Promoting Green Financing amongst SMEs

Speakers

Summary

This question concerns the tracking of green financing take-up rates among SMEs and government strategies to increase accessibility, as raised by Ms He Ting Ru. Senior Minister Tharman Shanmugaratnam responded that while MAS does not currently track specific SME data, it is promoting simplified lending frameworks with standardized criteria to remove the need for customized external reviews. He also announced the upcoming Green and Sustainability-Linked Loan Grant Scheme, which will help SMEs defray the costs of verifying sustainability targets and green activities. These initiatives aim to mainstream sustainable finance by anchoring relevant capabilities in Singapore and reducing financial hurdles for local companies. By streamlining processes and providing targeted financial support, the government intends to facilitate broader adoption of green financing across the SME sector.

Transcript

104 Ms He Ting Ru asked the Prime Minister (a) whether the Government tracks the take-up rate of green financing loans and products for SMEs; and (b) what are the plans to make green financing more accessible to SMEs.

Mr Tharman Shanmugaratnam (for the Prime Minister): Green and sustainable financing flows are growing strongly in Singapore. From 2019 till the first half of this year, approximately SGD 4.8 billion of green and sustainability bonds were issued in Singapore. Singapore corporates also borrowed SGD 10.2 billion through green and sustainability-linked loans1 in the same period. While green and sustainable financing has nearly tripled from 2018 volumes2, we are still at an early stage of this journey, as is the case internationally. The green share of total loan and bond transactions3 in Singapore remains modest at less than 5%, reflecting the significant opportunity for growth.

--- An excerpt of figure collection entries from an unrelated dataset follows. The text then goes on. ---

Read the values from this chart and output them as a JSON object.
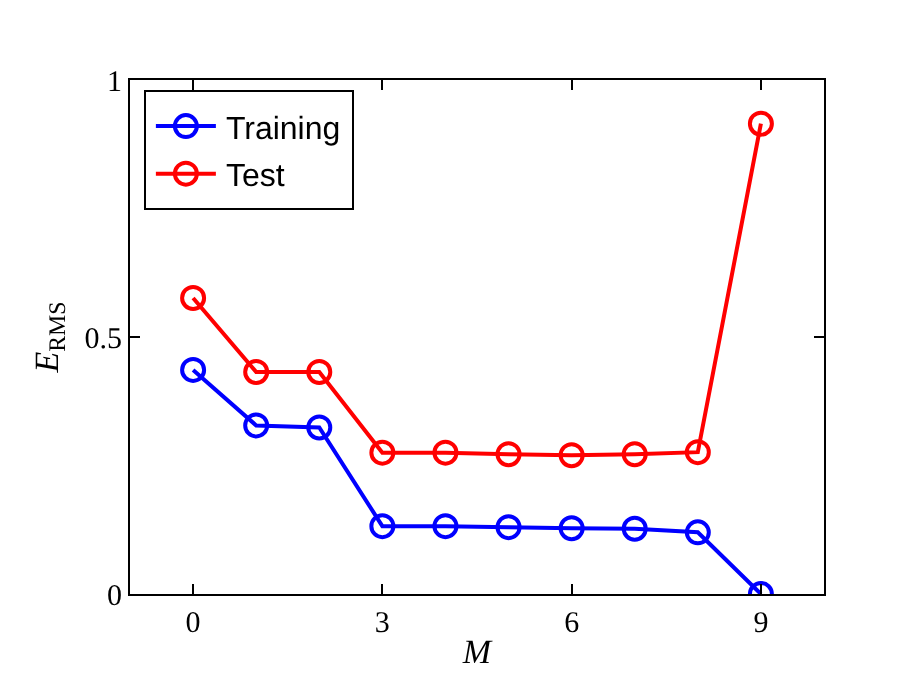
{
  "chart_data": {
    "type": "line",
    "xlabel": "M",
    "ylabel": "E$_{RMS}$",
    "x": [
      0,
      1,
      2,
      3,
      4,
      5,
      6,
      7,
      8,
      9
    ],
    "series": [
      {
        "name": "Training",
        "color": "#0000ff",
        "values": [
          0.436,
          0.328,
          0.324,
          0.132,
          0.132,
          0.13,
          0.128,
          0.127,
          0.12,
          0.0
        ]
      },
      {
        "name": "Test",
        "color": "#ff0000",
        "values": [
          0.576,
          0.432,
          0.432,
          0.275,
          0.275,
          0.272,
          0.27,
          0.272,
          0.276,
          0.915
        ]
      }
    ],
    "xlim": [
      -1,
      10
    ],
    "xticks": [
      0,
      3,
      6,
      9
    ],
    "ylim": [
      0,
      1
    ],
    "yticks": [
      0,
      0.5,
      1
    ],
    "legend": "top left",
    "marker": "circle",
    "line_style": "solid"
  }
}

MAS does not have data on SMEs' take-up of green and sustainability-linked loans. But we do know that Singapore-based banks have been stepping up on such lending. Notable examples include a SGD 27 million ten-year sustainability-linked loan structured by DBS to Chew’s Agriculture in 2019; and a SGD 14 million green loan from UOB to LYS Energy Group, a home-grown independent solar power producer, earlier this year.

We are taking further steps to promote green and sustainability-linked loans to SMEs. One possible solution is to develop lending frameworks that provide simplified processes and set out clear standardised criteria for borrowers. With these frameworks, there would be no need to engage external reviewers to develop, verify and maintain customised green finance frameworks for each borrower. HSBC’s Green Loan Framework for SMEs, which was launched in Singapore in March 2020, is a promising start and MAS will encourage more lenders to develop such frameworks.

MAS will also help borrowers defray the cost of customised green and sustainability-linked loans. Later this year, MAS will launch a Green and Sustainability-Linked Loan Grant Scheme which will be open to SMEs and other corporates4. This grant will defray the cost of obtaining independent external reviews to demonstrate that sustainability targets are material, and to verify that the loan proceeds will be channeled to green and sustainable activities.

As green and sustainable finance activities grow in Singapore, the anchoring of relevant capabilities here will help to bring such loans into the mainstream while encouraging more SMEs to adopt green and sustainability financing.